For ease of cleaning of the floor, I am leaning toward ceramic tiles with epoxy grout, which out-gasses in a few days. This acts as a vapor barrier. I would choose a more breathable floor covering if I could find another that didn’t stink, didn’t grow mold when fruit juice spills on it, didn’t serve as food for pests, didn’t burn and was easy to clean. Given that I live in the Southeast US where high humidity is a problem during three seasons, I don’t see how allowing humidity to rise from the soil through the floor would be better than a vapor barrier as a floor covering. As long as the foundation materials are not damaged by mold, why would advocates of breathable house envelope say my floor covering is a bad idea?

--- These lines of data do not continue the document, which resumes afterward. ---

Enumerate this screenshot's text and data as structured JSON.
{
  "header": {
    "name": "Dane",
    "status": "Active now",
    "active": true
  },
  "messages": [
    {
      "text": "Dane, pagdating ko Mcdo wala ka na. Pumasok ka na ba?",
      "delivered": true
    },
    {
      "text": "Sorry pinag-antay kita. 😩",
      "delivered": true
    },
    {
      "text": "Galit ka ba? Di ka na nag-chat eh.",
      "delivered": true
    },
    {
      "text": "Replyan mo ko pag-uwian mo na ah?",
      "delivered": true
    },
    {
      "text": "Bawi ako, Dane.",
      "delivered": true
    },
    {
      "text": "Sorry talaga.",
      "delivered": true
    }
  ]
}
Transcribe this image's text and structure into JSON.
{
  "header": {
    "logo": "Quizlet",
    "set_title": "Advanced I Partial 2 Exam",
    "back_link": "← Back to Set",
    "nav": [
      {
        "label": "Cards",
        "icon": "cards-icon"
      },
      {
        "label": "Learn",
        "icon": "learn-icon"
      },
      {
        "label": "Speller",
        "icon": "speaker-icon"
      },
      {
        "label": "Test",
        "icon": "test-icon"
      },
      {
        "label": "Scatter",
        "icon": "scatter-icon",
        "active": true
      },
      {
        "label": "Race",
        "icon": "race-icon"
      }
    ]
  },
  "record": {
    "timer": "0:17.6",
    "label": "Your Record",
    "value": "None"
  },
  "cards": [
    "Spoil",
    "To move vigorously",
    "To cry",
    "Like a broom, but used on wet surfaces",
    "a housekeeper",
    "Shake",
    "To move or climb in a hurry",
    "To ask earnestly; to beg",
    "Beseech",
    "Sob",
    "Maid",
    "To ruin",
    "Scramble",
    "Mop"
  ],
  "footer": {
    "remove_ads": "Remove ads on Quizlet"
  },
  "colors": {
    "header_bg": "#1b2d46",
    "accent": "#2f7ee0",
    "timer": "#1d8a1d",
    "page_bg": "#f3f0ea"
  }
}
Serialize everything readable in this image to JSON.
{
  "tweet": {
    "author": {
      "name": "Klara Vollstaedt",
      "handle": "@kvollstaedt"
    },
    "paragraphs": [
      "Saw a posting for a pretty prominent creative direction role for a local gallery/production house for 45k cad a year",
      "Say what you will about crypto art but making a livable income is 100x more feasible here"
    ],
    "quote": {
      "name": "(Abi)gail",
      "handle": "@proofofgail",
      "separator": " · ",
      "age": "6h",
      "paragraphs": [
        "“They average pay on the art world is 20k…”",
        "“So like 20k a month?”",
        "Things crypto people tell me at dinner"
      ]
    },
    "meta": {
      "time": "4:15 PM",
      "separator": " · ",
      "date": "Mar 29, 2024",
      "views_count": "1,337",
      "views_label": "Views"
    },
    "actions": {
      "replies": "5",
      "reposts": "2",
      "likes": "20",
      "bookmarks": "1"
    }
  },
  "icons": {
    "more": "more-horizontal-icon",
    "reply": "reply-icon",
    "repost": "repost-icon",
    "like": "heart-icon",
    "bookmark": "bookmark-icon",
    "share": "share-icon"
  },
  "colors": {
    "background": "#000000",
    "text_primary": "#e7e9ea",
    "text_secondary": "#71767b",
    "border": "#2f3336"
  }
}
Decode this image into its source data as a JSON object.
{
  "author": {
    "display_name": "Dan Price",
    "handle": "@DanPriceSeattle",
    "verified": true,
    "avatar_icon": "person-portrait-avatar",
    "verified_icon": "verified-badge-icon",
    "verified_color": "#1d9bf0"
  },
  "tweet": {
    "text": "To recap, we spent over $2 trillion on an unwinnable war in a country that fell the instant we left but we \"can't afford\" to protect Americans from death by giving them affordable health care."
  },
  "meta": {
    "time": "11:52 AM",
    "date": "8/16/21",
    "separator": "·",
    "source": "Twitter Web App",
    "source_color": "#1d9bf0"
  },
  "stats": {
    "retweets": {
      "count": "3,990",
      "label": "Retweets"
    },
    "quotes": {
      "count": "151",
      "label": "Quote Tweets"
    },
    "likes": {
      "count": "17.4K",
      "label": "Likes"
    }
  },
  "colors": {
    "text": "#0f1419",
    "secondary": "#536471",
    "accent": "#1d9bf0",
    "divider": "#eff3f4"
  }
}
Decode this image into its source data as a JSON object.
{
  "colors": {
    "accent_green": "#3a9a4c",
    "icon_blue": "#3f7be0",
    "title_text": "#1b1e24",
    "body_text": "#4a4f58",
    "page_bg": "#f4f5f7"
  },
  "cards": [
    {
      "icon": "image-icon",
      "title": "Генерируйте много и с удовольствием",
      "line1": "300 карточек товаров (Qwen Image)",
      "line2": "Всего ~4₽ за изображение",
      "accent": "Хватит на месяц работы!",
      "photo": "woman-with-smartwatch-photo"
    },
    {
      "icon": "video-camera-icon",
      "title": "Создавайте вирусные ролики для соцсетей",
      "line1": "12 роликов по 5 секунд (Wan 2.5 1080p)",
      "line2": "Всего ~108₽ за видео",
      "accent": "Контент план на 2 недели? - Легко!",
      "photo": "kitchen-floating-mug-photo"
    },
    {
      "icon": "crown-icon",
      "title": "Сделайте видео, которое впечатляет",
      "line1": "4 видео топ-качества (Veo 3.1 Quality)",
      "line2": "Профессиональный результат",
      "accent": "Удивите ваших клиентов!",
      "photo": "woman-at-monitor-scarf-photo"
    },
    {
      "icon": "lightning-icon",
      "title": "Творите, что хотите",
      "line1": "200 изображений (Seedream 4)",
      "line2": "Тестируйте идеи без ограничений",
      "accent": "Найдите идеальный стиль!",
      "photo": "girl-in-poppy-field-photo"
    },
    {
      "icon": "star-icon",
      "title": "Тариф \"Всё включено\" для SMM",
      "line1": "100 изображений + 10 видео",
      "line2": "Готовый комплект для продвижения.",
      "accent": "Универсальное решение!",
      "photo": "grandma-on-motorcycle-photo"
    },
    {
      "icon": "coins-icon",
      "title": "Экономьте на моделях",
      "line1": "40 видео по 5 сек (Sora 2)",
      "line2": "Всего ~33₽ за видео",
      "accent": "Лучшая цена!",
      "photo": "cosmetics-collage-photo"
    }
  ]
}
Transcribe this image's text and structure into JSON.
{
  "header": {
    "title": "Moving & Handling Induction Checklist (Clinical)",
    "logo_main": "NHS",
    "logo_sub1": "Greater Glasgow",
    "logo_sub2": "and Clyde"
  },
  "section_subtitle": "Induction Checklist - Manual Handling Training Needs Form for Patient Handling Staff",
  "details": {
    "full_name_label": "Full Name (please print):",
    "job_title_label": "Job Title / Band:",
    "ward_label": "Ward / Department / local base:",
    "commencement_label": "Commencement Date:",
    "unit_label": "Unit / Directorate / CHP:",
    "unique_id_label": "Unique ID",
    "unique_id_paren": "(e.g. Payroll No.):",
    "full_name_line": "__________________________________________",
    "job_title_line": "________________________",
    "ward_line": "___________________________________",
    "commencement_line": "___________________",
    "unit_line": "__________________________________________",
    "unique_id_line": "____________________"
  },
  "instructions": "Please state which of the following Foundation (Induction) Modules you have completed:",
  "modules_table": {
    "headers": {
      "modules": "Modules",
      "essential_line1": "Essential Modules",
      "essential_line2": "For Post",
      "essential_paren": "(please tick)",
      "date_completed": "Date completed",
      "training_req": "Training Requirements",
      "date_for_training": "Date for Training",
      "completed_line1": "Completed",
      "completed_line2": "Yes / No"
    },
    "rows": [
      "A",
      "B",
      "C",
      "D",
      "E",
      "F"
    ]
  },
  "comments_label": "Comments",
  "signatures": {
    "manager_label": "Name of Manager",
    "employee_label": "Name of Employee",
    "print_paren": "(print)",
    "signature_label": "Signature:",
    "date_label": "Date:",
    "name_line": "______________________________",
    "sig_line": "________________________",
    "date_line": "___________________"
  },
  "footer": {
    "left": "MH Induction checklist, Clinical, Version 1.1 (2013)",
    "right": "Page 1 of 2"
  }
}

My roof will have soffit and ridge vents. For my ceiling, I plan to use clay plaster over MgO boards and air krete insulation. None of these materials provide food for mold or termites and they all provide good fire resistance. There are several companies offering MgO boards, only one of which I found specified the perm value, which is 2.46. This is about the same as concrete, which is also a vapor retarder. Thus, the MgO boards are not in the spirit of a breathable ceiling. I haven’t been able to find a highly breathable wall board that is code approved and cost effective in the the US. However, if I have good breathability in the walls, would this cause any problem?

For readers who have never heard of the product, “MgO boards” means “magnesium oxide wallboard.” (You can Google it; that’s what I did.)

First of all, I agree with your analysis concerning the tile and grout. (I’m confused by your reference to the “foundation floor,” but I assume you are talking about either a basement slab or a slab-on-grade.) There is no reason to encourage moisture to pass through a slab into your house. That’s why it’s important to include a moisture barrier (usually 6-mil poly, or something stronger) under your slab, along with a continuous horizontal layer of rigid foam insulation.

The foam will keep your slab warm, thereby limiting condensation in the summer. Limiting condensation in the summer is good, because you don’t want to encourage mold or mustiness. A slab without a layer of foam underneath will be cold during the summer, sometimes leading to condensation. That’s unhealthy.

So now that I’ve concluded that you have done a good job thinking about your slab, you can see that the analysis raises another question: why is it that you want your walls and ceiling to “breathe”? I really don’t know of a single reason why a builder would encourage the flow of moisture through your wall or ceiling assembly.

After all, once your indoor conditions are pleasant — something you can ensure with a heating system or a cooling system — why not separate your indoor conditions from the outdoor conditions? Why encourage the flow of moisture?